Ghostie: A Tribute
Here is a picture of Marley last year, sound asleep, with the sweet and stinky breath that I love to inhale when I check on her and kiss her cheek at night. Next to her is Ghostie, a sweet and stinky blue stuffed ghost I bought for Bean about two years ago, at Starbucks of all places. You know I love my precious lattes. Marley started really loving Ghostie this fall when I brought him out around Halloween. Before that, the closest thing she had to a tattered friend was a small black and white beanbag cat she called Sally. (Sally vacationed with us on Cape Cod last summer and is still somewhere in P-Town. I think the loss of Sally affected me more than Marley. She was really just starting to get into her, and I was ready to crawl down Commercial Street after the Carnival's Wild, Wild West parade to look for a cat who might have gotten lost amidst the piles of tossed beads. I didn't, though, and Marley moved on after only two brief and despondent episodes.)
Around the same time Ghostie re-emerged, Marley also started carrying a blanket around. I was nine months pregnant and re-washing and organizing all of Marley's baby clothes and blankets, including a white one with a patterned jungle scene on one side. I suspect that this blanket became desirable once Marley understood that it was for the baby. She had just turned three, she coveted her cousin Emma's Pink Fluffy (Fifi), or at least its palliative magic, and she was intrigued by several library books starring missing blankies. I'm pretty sure the whole thing started as an affectation. But there it is. And so while other pals have taken turns on Marley's bed or piled in her arms while she parades or stomps around the house, Ghostie and Blankie have joined the inner circle.

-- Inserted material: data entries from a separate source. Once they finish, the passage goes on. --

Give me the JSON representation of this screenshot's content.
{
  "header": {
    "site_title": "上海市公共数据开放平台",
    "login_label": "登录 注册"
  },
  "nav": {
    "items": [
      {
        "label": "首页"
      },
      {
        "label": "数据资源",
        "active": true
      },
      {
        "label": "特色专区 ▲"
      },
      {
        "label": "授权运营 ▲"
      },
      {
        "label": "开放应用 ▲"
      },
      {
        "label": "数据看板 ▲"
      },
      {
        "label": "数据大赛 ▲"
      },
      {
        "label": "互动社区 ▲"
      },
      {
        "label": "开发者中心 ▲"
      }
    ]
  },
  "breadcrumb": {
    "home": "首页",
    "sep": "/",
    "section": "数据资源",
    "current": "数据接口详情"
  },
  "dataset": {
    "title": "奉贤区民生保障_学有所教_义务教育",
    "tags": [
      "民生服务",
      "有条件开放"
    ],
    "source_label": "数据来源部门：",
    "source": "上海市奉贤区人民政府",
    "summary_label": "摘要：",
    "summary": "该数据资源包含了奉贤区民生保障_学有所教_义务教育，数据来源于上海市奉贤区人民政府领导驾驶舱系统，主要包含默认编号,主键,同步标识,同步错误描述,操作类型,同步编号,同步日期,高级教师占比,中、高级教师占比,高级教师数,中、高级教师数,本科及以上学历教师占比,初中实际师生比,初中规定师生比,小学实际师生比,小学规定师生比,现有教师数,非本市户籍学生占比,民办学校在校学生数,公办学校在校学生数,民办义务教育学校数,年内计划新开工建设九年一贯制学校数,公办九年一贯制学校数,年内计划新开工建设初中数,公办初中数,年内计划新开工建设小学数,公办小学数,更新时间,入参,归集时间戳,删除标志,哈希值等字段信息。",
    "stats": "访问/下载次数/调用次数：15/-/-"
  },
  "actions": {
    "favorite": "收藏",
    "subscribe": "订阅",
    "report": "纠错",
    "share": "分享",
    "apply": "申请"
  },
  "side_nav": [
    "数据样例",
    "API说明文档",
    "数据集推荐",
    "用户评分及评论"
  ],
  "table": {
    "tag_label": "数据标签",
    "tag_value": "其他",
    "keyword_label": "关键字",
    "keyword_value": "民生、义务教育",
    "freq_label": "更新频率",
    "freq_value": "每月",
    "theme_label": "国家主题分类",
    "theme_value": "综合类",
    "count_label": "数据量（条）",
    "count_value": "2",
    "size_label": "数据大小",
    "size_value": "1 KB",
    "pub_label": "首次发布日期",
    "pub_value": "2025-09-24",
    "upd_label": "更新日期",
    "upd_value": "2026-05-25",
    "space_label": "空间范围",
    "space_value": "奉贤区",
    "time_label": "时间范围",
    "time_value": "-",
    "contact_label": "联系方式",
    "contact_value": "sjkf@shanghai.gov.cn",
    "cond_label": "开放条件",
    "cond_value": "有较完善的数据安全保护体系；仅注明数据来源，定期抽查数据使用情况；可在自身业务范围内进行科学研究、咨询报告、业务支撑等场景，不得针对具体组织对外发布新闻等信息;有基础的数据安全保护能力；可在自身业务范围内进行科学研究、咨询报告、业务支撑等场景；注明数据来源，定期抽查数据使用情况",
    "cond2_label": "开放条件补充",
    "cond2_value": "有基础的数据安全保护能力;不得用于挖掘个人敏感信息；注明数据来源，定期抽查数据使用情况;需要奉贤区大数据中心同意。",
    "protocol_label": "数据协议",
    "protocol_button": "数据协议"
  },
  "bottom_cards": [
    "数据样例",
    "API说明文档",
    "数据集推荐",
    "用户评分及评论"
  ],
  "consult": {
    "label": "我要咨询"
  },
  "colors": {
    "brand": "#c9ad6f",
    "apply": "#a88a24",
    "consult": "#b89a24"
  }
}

Ghostie is actually a pretty cool sidekick. He's got crazy wonky eyes, his tongue sticks out, and his mouth is a deep, rectangular cavern that can hold many, many pom-poms. Even though Marley usually refers to Ghostie with male pronouns, she claims that Ghostie is a girl. Today, she stuffed her into a tissue box and told me that Ghostie was a "Jack-on-the-Box". Ghostie has gone to bed in Rudy's sleep sacks. When Marley visited newborn Rudy in the hospital, she brought Ghostie and swaddled her as tightly as I swaddled Toot. Ghostie has been to Show and Tell, to Pennsylvania, and earlier this week she was part of an elaborate display Marley set up on my nightstand, resting in the blinged-out Blankie hammock.